Actually this is something that I have considered. One interrupt
for one time critical action. Rest of the stuff will probably get most
of the processor time...but in second priority.
However the return
instruction in many systems implies interrupt disable for the
following instruction, as a measure to avoid stack overflow in some
worst cases. There are also special cases, such as the x86 string
instructions when using a repeat prefix. Don't know about the ARM.

Pygmi
 
U

Ulf Samuelsson

Jan 1, 1970
0
Actually I made a quick test today. Empty handler and
then I wrote the code using inline assembly. Prologue of
17 instruction dropped down to 4 and time from external
trigger from >2.5 us down to 1.2 us or so (at 14.75 MHz).

I was also able to snip few instruction out of my own code.
So, I think there is hope. It is possible to get all done within
2.5 us. But not with handlers written using C/gcc combination.
Maybe with C/IAR or some other compiler. And of course
by writing those critical parts in assembly.

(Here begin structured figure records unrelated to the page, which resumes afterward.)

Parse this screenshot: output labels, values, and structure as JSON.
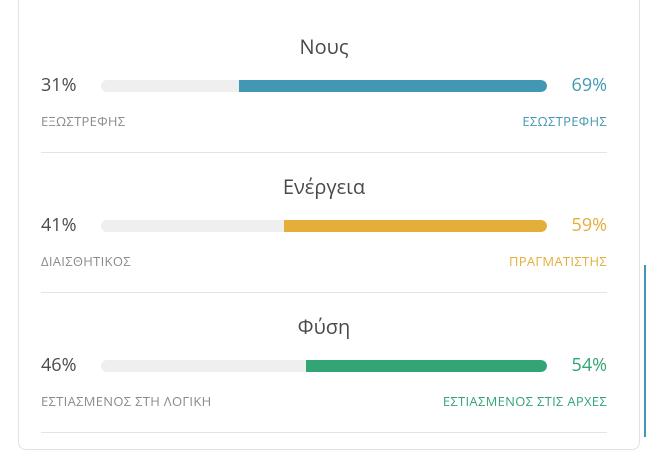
{
  "items": [
    {
      "title": "Νους",
      "left_value": 31,
      "left_label": "31%",
      "right_value": 69,
      "right_label": "69%",
      "left_trait": "ΕΞΩΣΤΡΕΦΗΣ",
      "right_trait": "ΕΣΩΣΤΡΕΦΗΣ",
      "color": "#4298b4"
    },
    {
      "title": "Ενέργεια",
      "left_value": 41,
      "left_label": "41%",
      "right_value": 59,
      "right_label": "59%",
      "left_trait": "ΔΙΑΙΣΘΗΤΙΚΟΣ",
      "right_trait": "ΠΡΑΓΜΑΤΙΣΤΗΣ",
      "color": "#e4ae3a"
    },
    {
      "title": "Φύση",
      "left_value": 46,
      "left_label": "46%",
      "right_value": 54,
      "right_label": "54%",
      "left_trait": "ΕΣΤΙΑΣΜΕΝΟΣ ΣΤΗ ΛΟΓΙΚΗ",
      "right_trait": "ΕΣΤΙΑΣΜΕΝΟΣ ΣΤΙΣ ΑΡΧΕΣ",
      "color": "#33a474"
    }
  ]
}
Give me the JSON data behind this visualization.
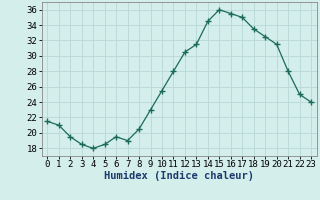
{
  "x": [
    0,
    1,
    2,
    3,
    4,
    5,
    6,
    7,
    8,
    9,
    10,
    11,
    12,
    13,
    14,
    15,
    16,
    17,
    18,
    19,
    20,
    21,
    22,
    23
  ],
  "y": [
    21.5,
    21.0,
    19.5,
    18.5,
    18.0,
    18.5,
    19.5,
    19.0,
    20.5,
    23.0,
    25.5,
    28.0,
    30.5,
    31.5,
    34.5,
    36.0,
    35.5,
    35.0,
    33.5,
    32.5,
    31.5,
    28.0,
    25.0,
    24.0
  ],
  "line_color": "#1a6b5a",
  "marker": "+",
  "marker_size": 4,
  "bg_color": "#d4eeec",
  "grid_color": "#b8d8d5",
  "xlabel": "Humidex (Indice chaleur)",
  "ylim": [
    17,
    37
  ],
  "xlim": [
    -0.5,
    23.5
  ],
  "yticks": [
    18,
    20,
    22,
    24,
    26,
    28,
    30,
    32,
    34,
    36
  ],
  "xticks": [
    0,
    1,
    2,
    3,
    4,
    5,
    6,
    7,
    8,
    9,
    10,
    11,
    12,
    13,
    14,
    15,
    16,
    17,
    18,
    19,
    20,
    21,
    22,
    23
  ],
  "xlabel_fontsize": 7.5,
  "tick_fontsize": 6.5,
  "xlabel_color": "#1a3a6b",
  "spine_color": "#888888"
}
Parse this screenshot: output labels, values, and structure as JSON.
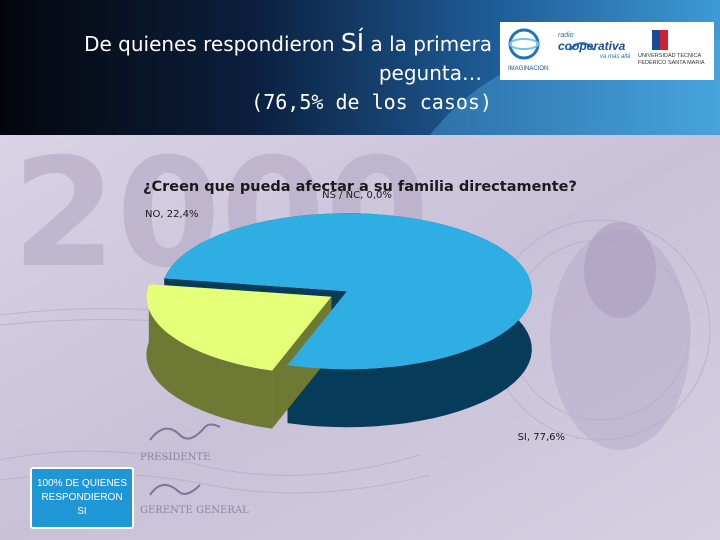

I do understand also that this only half way there. I need to
design & write the other code in such away, that this one
critical handler is serviced with minimum delay...
But it is possible....maybe.

If there just was a AVR running with 25-30 MHz clock.


AT76C713 runs at 48 Mhz, should be enough!
Has 24 kB internal SRAM..
AT94K05AL FPSLIC runs at 35 MHz, has 20 kB SRAM and a small FPGA.
You could conceivably do something in the FPGA.
Both loads their code SRAM from an external serial EEPROM
 
P

Pygmi

Jan 1, 1970
0
Ulf Samuelsson said:
AT76C713 runs at 48 Mhz, should be enough!
Has 24 kB internal SRAM..
AT94K05AL FPSLIC runs at 35 MHz, has 20 kB SRAM and a small FPGA.
You could conceivably do something in the FPGA.
Both loads their code SRAM from an external serial EEPROM

--
Best Regards
Ulf at atmel dot com
These comments are intended to be my own opinion and they
may, or may not be shared by my employer, Atmel Sweden.

AT76C713?? Never heard. I'll check the info.
Need to check datasheet, availability and pricing and tools and... as well.